Friday, June 15, 2018

You need the research, but you need something more

Jennifer Egan does something very, very difficult and makes it look easy in her novel Manhattan Beach. She does a ton of research and almost never rubs the reader's face in it.

Egan was born in 1962. Manhattan Beach begins in the late 1920s and ends in 1944. So she has no personal experience of the New York waterfront during the 1930s and 40s, New York nightlife during the period, the Brooklyn Navy Yard when it was building, among other ships, the battleship Missouri.
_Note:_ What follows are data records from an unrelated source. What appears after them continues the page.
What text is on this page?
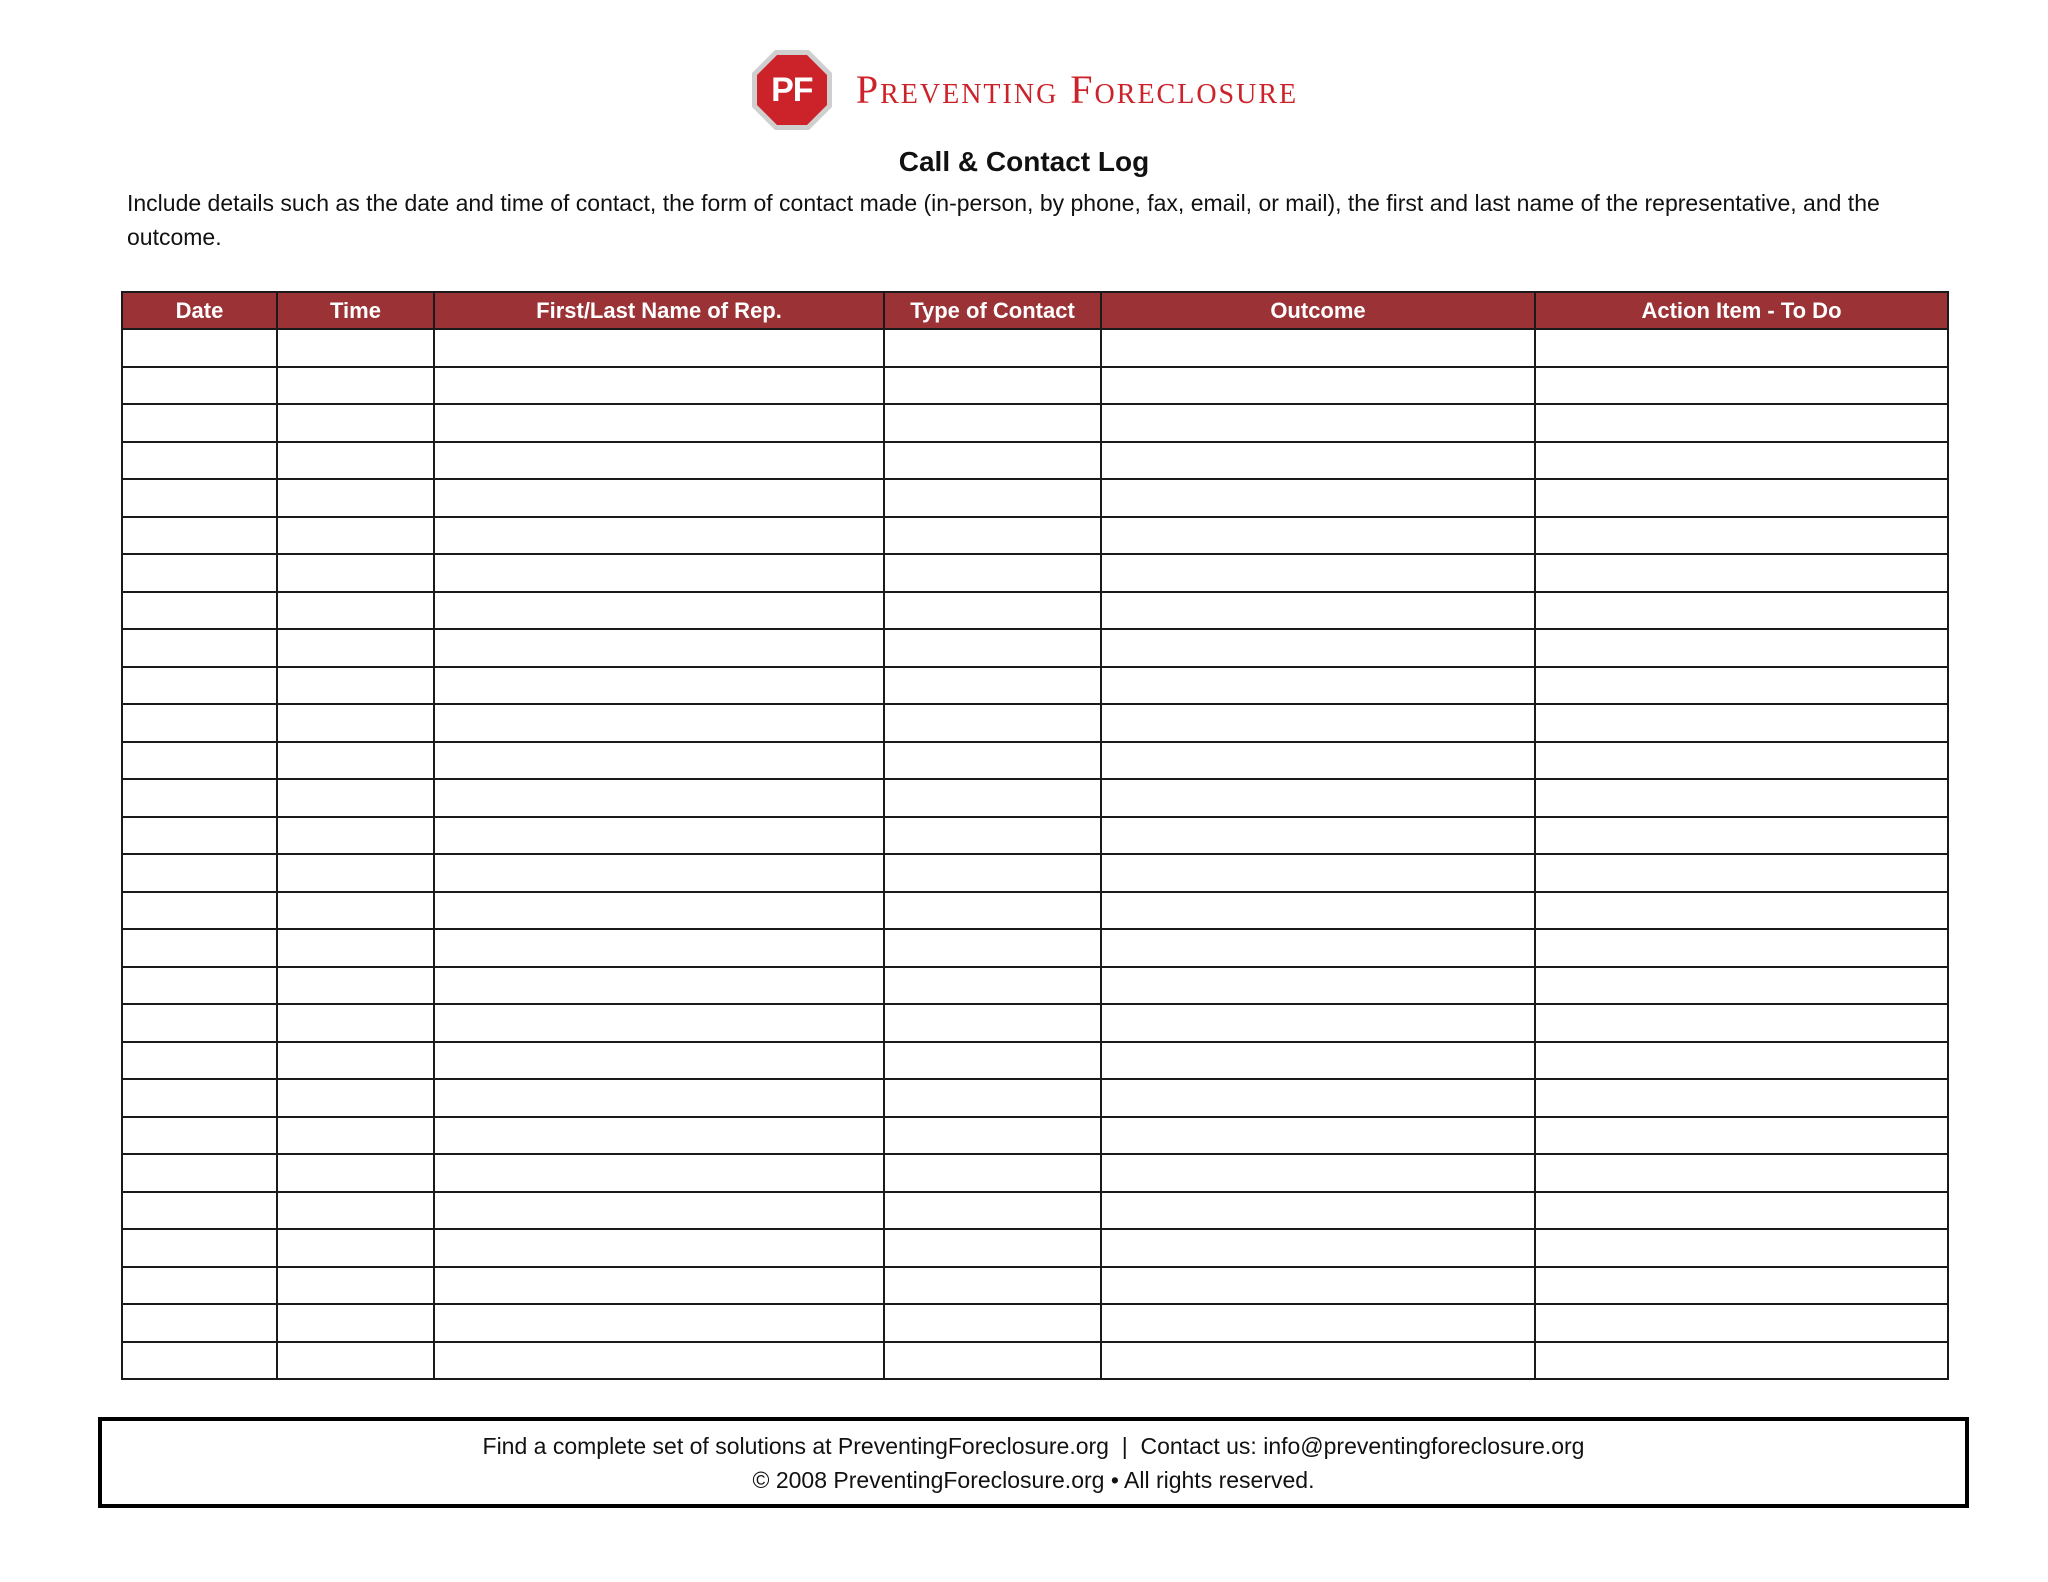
PF	Preventing Foreclosure
Call & Contact Log
Include details such as the date and time of contact, the form of contact made (in-person, by phone, fax, email, or mail), the first and last name of the representative, and the outcome.
Date	Time	First/Last Name of Rep.	Type of Contact	Outcome	Action Item - To Do

Find a complete set of solutions at PreventingForeclosure.org  |  Contact us: info@preventingforeclosure.org
© 2008 PreventingForeclosure.org • All rights reserved.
What she has is the story of Anna Kerrigan, a young woman who becomes the first civilian diver in the Navy Yard; her father Eddie Kerrigan, a bagman for a corrupt union official who abruptly disappears from Anna's life; and Dexter Styles, a nightclub owner who straddles the world of the Mafia and legitimate Wall Street banking. The book is written from the three very different points of view as the reader follows the story's threads.

The book begins with Eddie bringing his 11-year-old daughter Anna to Dexter's palatial Manhattan Beach home. Eddie has a proposition for Dexter, an arrangement that has a profound impact on both their lives. By the time Anna is 19, Eddie has vanished without a word to his daughter or his wife. It leaves a hole in Anna's life that she tries to fill by connecting with Dexter, the man her father had met when she was eleven.

Manhattan Beach is an extremely rich book. Rich in character, rich in place, rich in atmosphere, and—something you realize only toward the end—rich in plot. What happens to Anna, Eddie, and Dexter rewards and satisfies. I plan to read it again to see if I can see how she does it. You need the research, but you need something more, and whatever it is, Egan's got it.